Les bonshommes de Voltaire payent, selon les lieux, en écus, en louis, en sequins, en piastres, en maravedis, en pistoles, en moyadors, en livres sterling. Leur voiture est tirée en Espagne par des mules attelées de cordes ; en Angleterre, ils courent en chaise de poste ; ils vont de Paris à Versailles en pot de chambre. Les caractéristiques des pays sont rapidement indiquées, le morcellement féodal de l’Allemagne, la désolation fiévreuse de la campagne romaine.

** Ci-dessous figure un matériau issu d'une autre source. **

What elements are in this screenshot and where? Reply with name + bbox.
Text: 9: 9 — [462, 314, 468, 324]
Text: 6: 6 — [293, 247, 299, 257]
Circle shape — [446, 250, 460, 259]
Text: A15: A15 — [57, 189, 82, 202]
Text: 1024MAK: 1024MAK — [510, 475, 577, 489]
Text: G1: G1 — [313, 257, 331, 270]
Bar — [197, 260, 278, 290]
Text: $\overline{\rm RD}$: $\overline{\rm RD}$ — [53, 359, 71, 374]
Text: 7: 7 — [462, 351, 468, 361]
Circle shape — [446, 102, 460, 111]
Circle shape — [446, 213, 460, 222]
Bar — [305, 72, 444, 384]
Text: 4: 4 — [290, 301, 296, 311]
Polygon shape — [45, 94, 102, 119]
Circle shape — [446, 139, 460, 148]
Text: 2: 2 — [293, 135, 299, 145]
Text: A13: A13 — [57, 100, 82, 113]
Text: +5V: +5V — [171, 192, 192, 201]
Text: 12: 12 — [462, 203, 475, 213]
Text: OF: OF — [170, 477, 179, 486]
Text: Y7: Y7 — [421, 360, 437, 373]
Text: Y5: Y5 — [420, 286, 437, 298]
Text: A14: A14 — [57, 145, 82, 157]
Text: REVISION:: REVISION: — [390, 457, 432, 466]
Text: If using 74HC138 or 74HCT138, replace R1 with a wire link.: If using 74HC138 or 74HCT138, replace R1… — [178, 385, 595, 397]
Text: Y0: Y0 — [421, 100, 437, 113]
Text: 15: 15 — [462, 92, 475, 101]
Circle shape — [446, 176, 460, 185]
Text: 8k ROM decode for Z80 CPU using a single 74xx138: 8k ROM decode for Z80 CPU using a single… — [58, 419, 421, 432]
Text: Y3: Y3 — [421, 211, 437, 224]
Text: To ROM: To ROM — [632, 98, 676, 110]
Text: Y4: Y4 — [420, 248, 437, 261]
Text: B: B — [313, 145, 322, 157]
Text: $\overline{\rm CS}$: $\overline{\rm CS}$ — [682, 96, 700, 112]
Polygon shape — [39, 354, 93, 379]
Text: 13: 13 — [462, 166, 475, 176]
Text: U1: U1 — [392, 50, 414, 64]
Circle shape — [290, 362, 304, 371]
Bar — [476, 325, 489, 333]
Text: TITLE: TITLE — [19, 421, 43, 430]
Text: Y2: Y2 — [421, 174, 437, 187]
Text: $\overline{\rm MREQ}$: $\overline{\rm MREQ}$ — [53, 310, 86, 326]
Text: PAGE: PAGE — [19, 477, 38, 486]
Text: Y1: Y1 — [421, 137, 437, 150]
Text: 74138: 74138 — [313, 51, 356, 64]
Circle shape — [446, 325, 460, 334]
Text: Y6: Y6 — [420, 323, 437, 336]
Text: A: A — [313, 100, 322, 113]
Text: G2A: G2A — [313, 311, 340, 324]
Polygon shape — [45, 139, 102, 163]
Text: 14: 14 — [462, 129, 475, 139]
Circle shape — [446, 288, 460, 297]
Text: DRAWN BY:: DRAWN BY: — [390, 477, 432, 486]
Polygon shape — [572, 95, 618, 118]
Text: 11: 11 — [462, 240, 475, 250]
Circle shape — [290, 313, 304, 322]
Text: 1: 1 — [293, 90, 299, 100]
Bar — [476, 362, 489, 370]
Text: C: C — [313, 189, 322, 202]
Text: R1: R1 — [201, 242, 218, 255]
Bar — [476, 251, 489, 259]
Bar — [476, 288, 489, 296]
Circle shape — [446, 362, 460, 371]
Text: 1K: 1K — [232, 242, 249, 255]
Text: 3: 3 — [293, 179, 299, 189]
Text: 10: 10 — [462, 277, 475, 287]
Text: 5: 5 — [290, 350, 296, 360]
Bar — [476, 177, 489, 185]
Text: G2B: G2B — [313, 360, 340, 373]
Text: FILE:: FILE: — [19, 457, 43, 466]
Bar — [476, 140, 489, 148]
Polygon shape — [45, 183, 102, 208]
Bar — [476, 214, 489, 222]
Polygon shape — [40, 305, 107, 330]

Mais le réalisme pittoresque de Voltaire n’est que la transposition du sensualisme dans l’art : sa fin est de procurer des idées justes. Il est soumis à la pensée philosophique qui crée l’œuvre, et demeure ainsi profondément symbolique. Tous ces petits traits, ces circonstances dessinent la chose et, avec la chose, le jugement de la « raison » sur la chose. Ils la déforment pour mettre dans son image la réaction de l’esprit de l’auteur ou le rapport à la thèse. Ces légers croquis sont des charges. La pitié même et l’indignation se traduisent en sarcasmes, en bouffonneries. L’art mondain de donner des ridicules est mis au service de la philosophie. Toutes les misères de l’homme et du monde sont traduites devant l’intelligence et apparaissent en sottises : sûre tactique pour révolter des esprits clairs contre les causes de la souffrance sociale. Les romans de Voltaire sont des démonstrations du progrès par l’absurde.